Floating exchange rates may beat the alternative, but the idea, which I ascribe to Friedman, that they won't fluctuate widely with associated huge current account surpluses and deficits is now known to be false. Also I vaguely recall reading an Newsweek column by Samuelson about who cares about the current account deficit which we can ban permanently by floating the exchange rate (needless to say, he was wrong, the point is that I think he agreed with Friedman). This is a recollection of something written in the early 70s (when I was in my early teens) which can't be googled.
Rules v discretion in monetary policy. Has anyone noticed that the FOMC is not working according to a rule ? Here I think market monetarists argue that something should be done and would work fine.
Anyway, Rowe and I agree that Friedman dominates mainstream (non RBC) macro. But he seems to think that this is the result of some sort of inquiry which might be construed as scientific. I think it is based on almost universal almost utter contempt for the evidence.
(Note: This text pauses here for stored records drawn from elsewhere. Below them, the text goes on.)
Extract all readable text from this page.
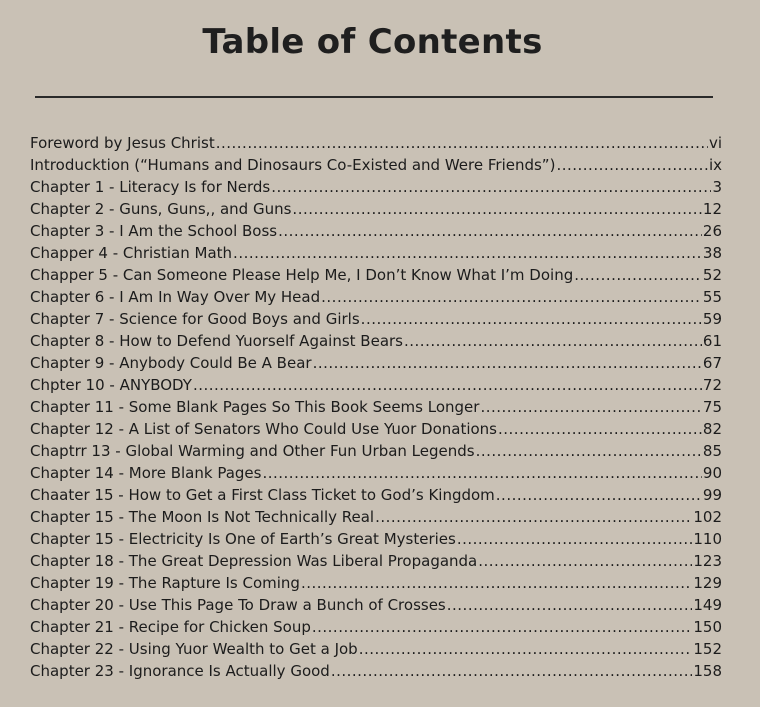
Table of Contents
Foreword by Jesus Christ .....	vi
Introducktion (“Humans and Dinosaurs Co-Existed and Were Friends”) .....	ix
Chapter 1 - Literacy Is for Nerds .....	3
Chapter 2 - Guns, Guns,, and Guns .....	12
Chapter 3 - I Am the School Boss .....	26
Chapper 4 - Christian Math .....	38
Chapper 5 - Can Someone Please Help Me, I Don’t Know What I’m Doing .....	52
Chapter 6 - I Am In Way Over My Head .....	55
Chapter 7 - Science for Good Boys and Girls .....	59
Chapter 8 - How to Defend Yuorself Against Bears .....	61
Chapter 9 - Anybody Could Be A Bear .....	67
Chpter 10 - ANYBODY .....	72
Chapter 11 - Some Blank Pages So This Book Seems Longer .....	75
Chapter 12 - A List of Senators Who Could Use Yuor Donations .....	82
Chaptrr 13 - Global Warming and Other Fun Urban Legends .....	85
Chapter 14 - More Blank Pages .....	90
Chaater 15 - How to Get a First Class Ticket to God’s Kingdom .....	99
Chapter 15 - The Moon Is Not Technically Real .....	102
Chapter 15 - Electricity Is One of Earth’s Great Mysteries .....	110
Chapter 18 - The Great Depression Was Liberal Propaganda .....	123
Chapter 19 - The Rapture Is Coming .....	129
Chapter 20 - Use This Page To Draw a Bunch of Crosses .....	149
Chapter 21 - Recipe for Chicken Soup .....	150
Chapter 22 - Using Yuor Wealth to Get a Job .....	152
Chapter 23 - Ignorance Is Actually Good .....	158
update: I see I have gotten off topic. I should have stuck to the challenge of finding some point where Solow clearly disagreed with Friedman and subsequent data strongly support Friedman. Solow Importantly, I am not discussing Solow's (massive) original contributions -- if Friedman said something first, and Solow agreed, then they didn't debate.
I can think of two debates. One alleged and very famous debate was about the Phillips curve. However, recollections of Solow's position are inconsistent with what he actually wrote. I see two points where Solow disagreed with Friedman. First, in current terminology, Solow argued that inflation expectations were sometimes anchored (sometimes as in not in Latin America in the 60s). Here, current discussion seems to me to follow Solow almost exactly. Second, Solow discussed cyclical unemployment becoming structural. This is now called hysteresis. As far as I know, Friedman didn't consider the issue. It seems to be quite important. Anyway, on the PIH debate, I suggest the reader (if anyone is still reading go to James Forder at Oxford).
On the PIH, Solow dismissed Ricardian equivalence. Friedman didn't use the phrase, but he clearly appealed to the concept. I think the evidence on this point is very clear.
This post is a reply to Rowe comments on an older post. Also in comments to that post, Alan Marin wrote something I was groping towards above
Finally, for now at least, I think that on the crucial Rules vs. Discretion 1970s disagreement between Friedman and the Keynesians, current practice fits neither exactly, but is closer to the Keynesians. Nick Rowe overstated the Friedman "victory" by ignoring the distinction between instruments and targets. Steady inflation is now viewed as a target, but Central Banks are given full discretion over their use of the instrument. This is very different than a Friedmanite rule of a steady increase in the quantity of the monetary base [*]. Central Banks do not even commit to an explicit unvarying Taylor Rule, which would have been closer to a Friedman type of rule. Simiilarly, CB monetary policy does not take Friedman's view that the lags in the effects of policy are so long and variable as to make any response to current events undesirable.* update: See Nick Rowe in comments again ! The Friedman rule was k% growth of money not of monetary base. This means that during the brief period they tried to follow a Friedman rule, the FOMC had to monitor the money multiplier (IIRC M2 divided by Fed liabilities) and perform open market operations.